En payant moins cher l’hébergement et le transport aérien, les gens voyagent de plus en plus. Il y a les compagnies aériennes régulières qui ont « toujours » existé à la Air Canada, les transporteurs de vols nolisés à la Air Transat et les transporteurs à rabais (Low Cost) tels les Ryanair en Europe ou les Southwest aux États-Unis. 28% du traffic aérien s’est fait par les transporteurs à rabais en 2016.
Mais le Québec (et le Canada) n’en profite pas, freinant ainsi notre croissance sur les marchés internationaux. Je suis convaincu qu’il s’agit de l’une des raisons majeures de notre retard à l’international. Certes, il y a maintenant (heureusement) la compagnie islandaise Wow depuis l’an dernier, qui dessert avec succès Montréal vers son hub de Reikjavik. J’ai toujours entendu dire, par le passé, que Montréal n’était pas New York ou Paris en terme de population suffisante pour soutenir ce type de vols. Qu’il ne fallait pas rêver en couleur... Mais ça fonctionne en Australie avec une population comparable, et la compagnie Wow démontre de toute évidence le contraire, et que pour une petite destination (Islande avec ses 350 000 habitants), un transporteur à rabais peut jouer le rôle du développeur majeur de son tourisme international tout en reliant des grands centres urbains d’Amérique et d’Europe.
Plusieurs raisons semblent expliquer ce retard au Québec, dont le contrôle d’Air Canada sur différents marchés et son influence indéniable sur des organismes tels qu’ADM, le niveau prohibitif de taxation des billets au Canada, les coûts parmi les plus élevés de droits d’atterrissage au monde et la limitation de l’actionnariat non canadien dans les compagnies aériennes canadiennes qui devrait, dans ce dernier cas, changer cette année, passant de 25% maximum à 49%.
On apprend par ailleurs que le groupe Air France/KLM, qui opère déjà en Europe les transporteurs à rabais Hop et Transavia, va lancer bientôt ce type de vols vers les États-Unis.
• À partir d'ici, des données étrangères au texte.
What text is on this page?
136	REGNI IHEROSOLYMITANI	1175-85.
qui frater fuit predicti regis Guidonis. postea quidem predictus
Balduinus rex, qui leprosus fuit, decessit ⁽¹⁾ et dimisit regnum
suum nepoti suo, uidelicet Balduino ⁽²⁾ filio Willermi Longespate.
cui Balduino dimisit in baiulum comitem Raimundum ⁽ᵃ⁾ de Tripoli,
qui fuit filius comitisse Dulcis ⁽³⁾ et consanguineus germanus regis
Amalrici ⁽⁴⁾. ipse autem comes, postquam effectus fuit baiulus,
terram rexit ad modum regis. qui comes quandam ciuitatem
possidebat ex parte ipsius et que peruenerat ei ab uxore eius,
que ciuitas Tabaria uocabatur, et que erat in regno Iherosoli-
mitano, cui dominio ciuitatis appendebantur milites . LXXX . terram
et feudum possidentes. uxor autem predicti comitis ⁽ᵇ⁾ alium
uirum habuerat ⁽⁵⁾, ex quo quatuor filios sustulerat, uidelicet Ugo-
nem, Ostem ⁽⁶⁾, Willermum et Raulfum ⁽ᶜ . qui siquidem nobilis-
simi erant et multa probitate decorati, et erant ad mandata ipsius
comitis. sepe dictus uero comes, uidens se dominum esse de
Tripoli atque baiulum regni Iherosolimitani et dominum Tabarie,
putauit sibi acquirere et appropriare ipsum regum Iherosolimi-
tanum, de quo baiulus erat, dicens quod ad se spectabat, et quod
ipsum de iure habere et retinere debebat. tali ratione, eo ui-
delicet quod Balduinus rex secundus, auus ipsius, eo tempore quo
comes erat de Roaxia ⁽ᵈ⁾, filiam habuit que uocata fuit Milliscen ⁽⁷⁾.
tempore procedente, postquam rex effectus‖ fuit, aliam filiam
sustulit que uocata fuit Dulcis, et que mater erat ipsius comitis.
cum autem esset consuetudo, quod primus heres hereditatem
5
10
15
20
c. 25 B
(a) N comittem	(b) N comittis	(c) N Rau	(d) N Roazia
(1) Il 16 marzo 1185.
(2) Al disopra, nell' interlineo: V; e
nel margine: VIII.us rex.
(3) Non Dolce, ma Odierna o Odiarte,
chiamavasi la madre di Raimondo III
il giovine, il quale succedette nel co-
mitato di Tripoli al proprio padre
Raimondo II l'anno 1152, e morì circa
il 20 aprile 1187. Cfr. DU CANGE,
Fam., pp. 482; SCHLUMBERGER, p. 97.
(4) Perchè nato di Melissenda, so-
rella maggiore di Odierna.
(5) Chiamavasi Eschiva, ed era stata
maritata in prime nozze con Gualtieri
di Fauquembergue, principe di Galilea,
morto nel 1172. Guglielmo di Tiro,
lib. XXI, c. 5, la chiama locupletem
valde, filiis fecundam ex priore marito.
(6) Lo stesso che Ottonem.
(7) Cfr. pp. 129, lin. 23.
Alors, je suggère humblement que notre Alliance de l’Industrie touristique du Québec se penche sur la question suivante avec Tourisme Montréal: comment optimiser les arguments pour convaincre un ou deux autres transporteurs à rabais d’instaurer des liaisons aériennes internationales vers Montréal sur le modèle de Wow, mais avec Montréal comme hub cette fois-ci, et être proactifs pour les convaincre de venir s’y établir, ou alors pourquoi Transat, notre fleuron national aérien, ne s’y intéresserait pas?